Bürgermeister Joachim Rudler - Bürgermeister von Grünhain-Beierfeld

Foto: Lars Rosenkranz (Archiv)

Landkreis befasst sich mit Spiegelwald-Dilemma

Rechtsaufsicht fühlt heute Mitgliedern des Tourismuszweckverbands auf den Zahn

Bernsbach/Grünhain-Beierfeld. Die Stunde der Wahrheit schlägt heute für den Tourismuszweckverband (TV) Spiegelwald. Die Rechtsaufsicht des Landratsamts will mit TV-Vertretern aus Grünhain-Beierfeld und Bernsbach klären, wie es mit dem Verband weitergeht.

Diesen gründeten 1992 Grünhain, Beierfeld, Waschleithe und Bernsbach für den Wiederaufbau des König-Albert-Turms auf dem Spiegelwald. Unklarheiten über den Status des TV machen das heutige Klärungsgespräch nötig. Die Frage: Gibt es den TV oder nicht? So stehen Grünhain-Beierfelds Bürgermeister Joachim Rudler (CDU) und Bernsbachs Gemeindechef Frank Panhans (Freie Wähler) an der Spitze des TV - allerdings ist deren Amtszeit seit 2008 abgelaufen. Dennoch ging die Arbeit im TV weiter. "Weil es ihn gibt", sagt Rudler und sieht Bernsbach als Verursacher fürs Dilemma. "2005 verabschiedete die Verbandsversammlung eine Satzung, die meine Räte auch absegneten. Dieser nötige Schritt fehlt von Bernsbacher Seite." Das bestätigt Panhans. "Wir lehnten das dreimal ab." Schon 2005 handelte es sich um eine Sicherheitsneugründung, weil es laut Rudler 1992 bei der TV-Gründung "einige abenteuerliche Beschlüsse" gab.

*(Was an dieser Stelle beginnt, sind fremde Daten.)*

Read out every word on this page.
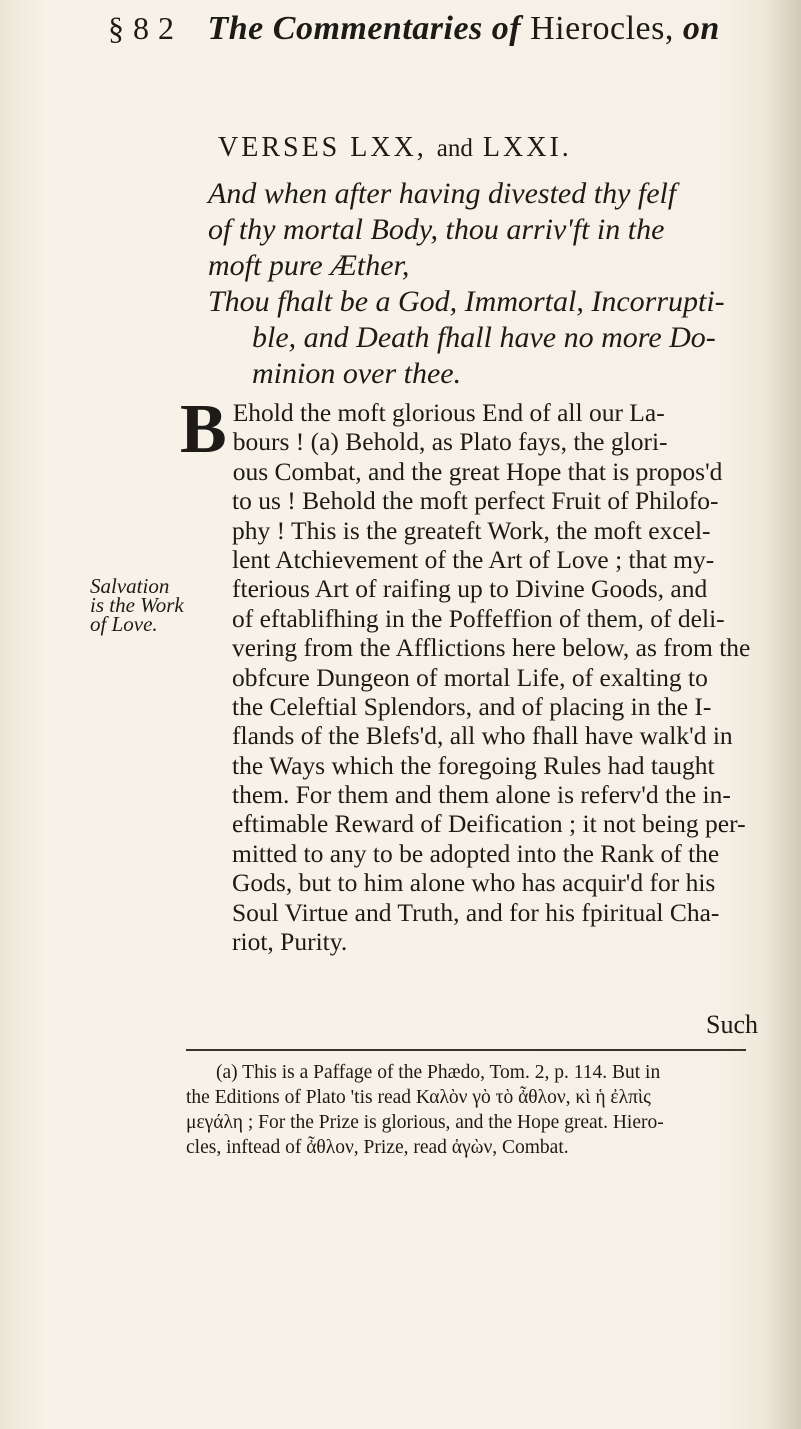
§ 8 2 The Commentaries of Hierocles, on
VERSES LXX, and LXXI.
And when after having divested thy felf
of thy mortal Body, thou arriv'ft in the
moft pure Æther,
Thou fhalt be a God, Immortal, Incorrupti-
ble, and Death fhall have no more Do-
minion over thee.
B Ehold the moft glorious End of all our La-
bours ! (a) Behold, as Plato fays, the glori-
ous Combat, and the great Hope that is propos'd
to us ! Behold the moft perfect Fruit of Philofo-
phy ! This is the greateft Work, the moft excel-
lent Atchievement of the Art of Love ; that my-
fterious Art of raifing up to Divine Goods, and
of eftablifhing in the Poffeffion of them, of deli-
vering from the Afflictions here below, as from the
obfcure Dungeon of mortal Life, of exalting to
the Celeftial Splendors, and of placing in the I-
flands of the Blefs'd, all who fhall have walk'd in
the Ways which the foregoing Rules had taught
them. For them and them alone is referv'd the in-
eftimable Reward of Deification ; it not being per-
mitted to any to be adopted into the Rank of the
Gods, but to him alone who has acquir'd for his
Soul Virtue and Truth, and for his fpiritual Cha-
riot, Purity.
Salvation
is the Work
of Love.
Such
(a) This is a Paffage of the Phædo, Tom. 2, p. 114. But in
the Editions of Plato 'tis read Καλὸν γὸ τὸ ἆθλον, κὶ ἡ ἐλπὶς
μεγάλη ; For the Prize is glorious, and the Hope great. Hiero-
cles, inftead of ἆθλον, Prize, read ἀγὼν, Combat.
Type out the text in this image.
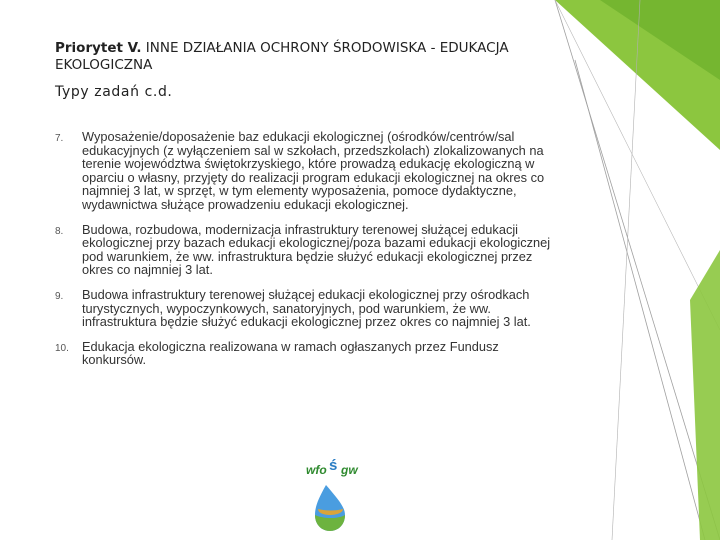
Priorytet V. INNE DZIAŁANIA OCHRONY ŚRODOWISKA - EDUKACJA EKOLOGICZNA
Typy zadań c.d.
7.	Wyposażenie/doposażenie baz edukacji ekologicznej (ośrodków/centrów/sal edukacyjnych (z wyłączeniem sal w szkołach, przedszkolach) zlokalizowanych na terenie województwa świętokrzyskiego, które prowadzą edukację ekologiczną w oparciu o własny, przyjęty do realizacji program edukacji ekologicznej na okres co najmniej 3 lat, w sprzęt, w tym elementy wyposażenia, pomoce dydaktyczne, wydawnictwa służące prowadzeniu edukacji ekologicznej.
8.	Budowa, rozbudowa, modernizacja infrastruktury terenowej służącej edukacji ekologicznej przy bazach edukacji ekologicznej/poza bazami edukacji ekologicznej pod warunkiem, że ww. infrastruktura będzie służyć edukacji ekologicznej przez okres co najmniej 3 lat.
9.	Budowa infrastruktury terenowej służącej edukacji ekologicznej przy ośrodkach turystycznych, wypoczynkowych, sanatoryjnych, pod warunkiem, że ww. infrastruktura będzie służyć edukacji ekologicznej przez okres co najmniej 3 lat.
10.	Edukacja ekologiczna realizowana w ramach ogłaszanych przez Fundusz konkursów.
wfo ś gw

Also entwarf man die besagte neue Satzung. Doch im Vergleich zur ursprünglichen Fassung, in der sich alles nur um den König-Albert-Turm drehte, enthielt die neue laut Panhans zusätzliche Aufgabengebiete - etwa Kloster Grünhain und Wildpark Waschleithe.

Frank Panhans - Bürgermeister von Bernsbach

Foto: Publicpix (Archiv)

"Dafür gab es bei uns keine Zustimmung." Nun ist alles in der Schwebe. Rudler: "Wir sind als TV eine Körperschaft, aber keine öffentliche, da Bernsbachs Zustimmung fehlt." Er hält dennoch am TV fest, Panhans liebäugelt mit dem Ausstieg und einer Zweckvereinbarung. "Auch wegen der Fusion mit Lauter. Bleiben wir im TV, erhöhen sich die Beiträge für die Stadt Lauter-Bernsbach wegen der größeren Einwohnerzahl immens." Man wolle sich aber keinesfalls aus der Affäre ziehen. "Bei einer flexibleren Zweckvereinbarung würden wir als Partner einen festen Betrag pro Jahr beisteuern. Grünhain-Beierfeld behält die Entscheidungsgewalt übers Areal." Das will Rudler nicht. "Die Auflösung des Verbands, in dem Vorhaben gemeinsam beraten und finanziert werden, lehne ich ab." Wie sich die Kosten entwickeln, sei nicht absehbar. "Explodieren sie, müssten wir das - im Falle einer Zweckvereinbarung - deckeln und bei Bernsbach um Zuschüsse betteln."

Doch selbst für die Auflösung des TV müsste der vorher neugegründet werden - mit einer Satzung, der alle Spiegelwald-Anrainer zustimmen.